As important as it is to draw our attention to “injustice”, as Burningbird has done, it’s far more useful to transform theory into practice, as Steven Den Beste has done. Given the differential value of links, I doubt that—without the support of a majority of A-listers—it would be possible to cause even a crack in the citadel based upon Social Proof and the Power Law Distribution.
And I’m sufficiently pessimistic about “human nature” to doubt that this could result in such a radical transformation of the A-list that the current members will find themselves back in line outside the club whilst some of the formerly tired and huddled masses suddenly find themselves whooping it up in the VIP lounge. But who knows? If enough of us followed Den Beste’s example, it might prompt a shift in the way people think about blogrolls and links.
Nor do I think there’s anything to be gained by attacking awards, no matter how predictable or ill-considered the basis upon which they are bestowed. Better to do what Burningbird, after reflecting on the problem, suggested:
Disregard my earlier rants about the Wizbang awards. Instead, go out there and look at the lists. From each, find the sites with the fewest links in Technorati, visit them. For those you like, leave a comment or two, and then vote for them.

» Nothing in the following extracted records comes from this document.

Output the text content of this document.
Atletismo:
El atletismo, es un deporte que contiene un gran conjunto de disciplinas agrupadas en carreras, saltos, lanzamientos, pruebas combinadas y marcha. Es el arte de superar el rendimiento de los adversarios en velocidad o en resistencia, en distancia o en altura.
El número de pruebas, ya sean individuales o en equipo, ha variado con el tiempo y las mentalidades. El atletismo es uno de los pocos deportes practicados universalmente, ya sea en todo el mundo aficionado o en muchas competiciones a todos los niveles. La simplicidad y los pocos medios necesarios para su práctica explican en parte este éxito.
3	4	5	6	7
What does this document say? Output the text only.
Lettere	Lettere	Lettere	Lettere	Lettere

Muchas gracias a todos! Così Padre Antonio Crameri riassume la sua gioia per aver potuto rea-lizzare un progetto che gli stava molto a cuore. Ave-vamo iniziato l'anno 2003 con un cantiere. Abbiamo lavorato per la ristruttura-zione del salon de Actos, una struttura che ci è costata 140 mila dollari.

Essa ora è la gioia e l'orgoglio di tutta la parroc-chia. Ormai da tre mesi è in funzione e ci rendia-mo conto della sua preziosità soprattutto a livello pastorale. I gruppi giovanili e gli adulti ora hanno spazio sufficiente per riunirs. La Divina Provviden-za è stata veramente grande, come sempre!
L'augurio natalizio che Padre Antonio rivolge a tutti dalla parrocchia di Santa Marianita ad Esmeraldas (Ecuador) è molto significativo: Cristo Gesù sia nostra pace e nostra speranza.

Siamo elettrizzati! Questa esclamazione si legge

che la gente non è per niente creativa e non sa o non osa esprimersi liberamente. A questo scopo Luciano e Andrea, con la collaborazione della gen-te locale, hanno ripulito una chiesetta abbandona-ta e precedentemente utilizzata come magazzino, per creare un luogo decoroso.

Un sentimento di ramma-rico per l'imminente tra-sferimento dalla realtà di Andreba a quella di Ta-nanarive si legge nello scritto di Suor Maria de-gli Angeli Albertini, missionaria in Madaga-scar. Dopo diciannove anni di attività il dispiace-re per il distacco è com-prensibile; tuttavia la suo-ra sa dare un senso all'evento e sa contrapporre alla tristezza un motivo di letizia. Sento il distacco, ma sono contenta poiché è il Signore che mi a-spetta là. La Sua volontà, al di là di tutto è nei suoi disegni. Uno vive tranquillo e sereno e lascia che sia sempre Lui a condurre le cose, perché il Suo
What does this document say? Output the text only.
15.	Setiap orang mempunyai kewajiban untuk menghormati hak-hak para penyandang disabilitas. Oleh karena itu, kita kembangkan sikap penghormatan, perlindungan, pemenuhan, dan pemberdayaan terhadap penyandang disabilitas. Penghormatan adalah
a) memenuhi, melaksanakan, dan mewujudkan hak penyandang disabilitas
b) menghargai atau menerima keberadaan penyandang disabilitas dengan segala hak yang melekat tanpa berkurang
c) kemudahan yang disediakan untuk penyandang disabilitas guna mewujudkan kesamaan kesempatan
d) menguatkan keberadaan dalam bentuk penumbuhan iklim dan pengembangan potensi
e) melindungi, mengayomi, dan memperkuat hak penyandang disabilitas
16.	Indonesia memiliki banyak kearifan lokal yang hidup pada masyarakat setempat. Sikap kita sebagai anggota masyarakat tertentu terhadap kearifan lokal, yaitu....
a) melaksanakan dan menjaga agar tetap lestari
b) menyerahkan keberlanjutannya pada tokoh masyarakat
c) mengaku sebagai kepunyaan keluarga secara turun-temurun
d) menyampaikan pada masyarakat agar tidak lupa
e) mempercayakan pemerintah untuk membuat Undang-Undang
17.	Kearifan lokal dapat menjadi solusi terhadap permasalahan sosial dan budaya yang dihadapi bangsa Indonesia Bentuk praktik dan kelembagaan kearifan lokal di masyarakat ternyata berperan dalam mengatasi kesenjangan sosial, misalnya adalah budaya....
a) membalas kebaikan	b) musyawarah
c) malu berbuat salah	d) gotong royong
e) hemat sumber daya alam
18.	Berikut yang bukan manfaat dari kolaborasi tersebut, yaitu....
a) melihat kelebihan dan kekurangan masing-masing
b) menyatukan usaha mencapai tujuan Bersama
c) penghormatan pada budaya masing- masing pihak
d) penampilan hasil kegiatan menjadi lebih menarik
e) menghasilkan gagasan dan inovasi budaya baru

Notice that following Burningbird’s suggestion will require time and effort—and it’s exactly our reluctance to thoughtfully consider the alternatives and think for ourselves that Social Proof depends on and therefore that created the current situation. (You might also want to be careful—in choosing the weblogs “you like”—to recall Cialdini’s principle of Liking and resist the temptation to select those who are similar to you, have praised you, or are associated with events or projects you’d like to be a part of.)
Even so, I am convinced that, although it is unlikely to overcome the hegemony of the Power Law, the widespread adoption of Steven Den Beste’s rotating blogroll idea would have a greater impact than any weblog award by creating a healthier array of niche communities and, simultaneously, providing a kind of principled resistance to the tyranny of Social Proof.
Perhaps bloggers would start to believe that if enough people (us) are doing the same thing (basing blogrolls and links on the quality and originality of the ideas and writing) then we must know something they don’t (that excellence rather than reputation deserves to be celebrated).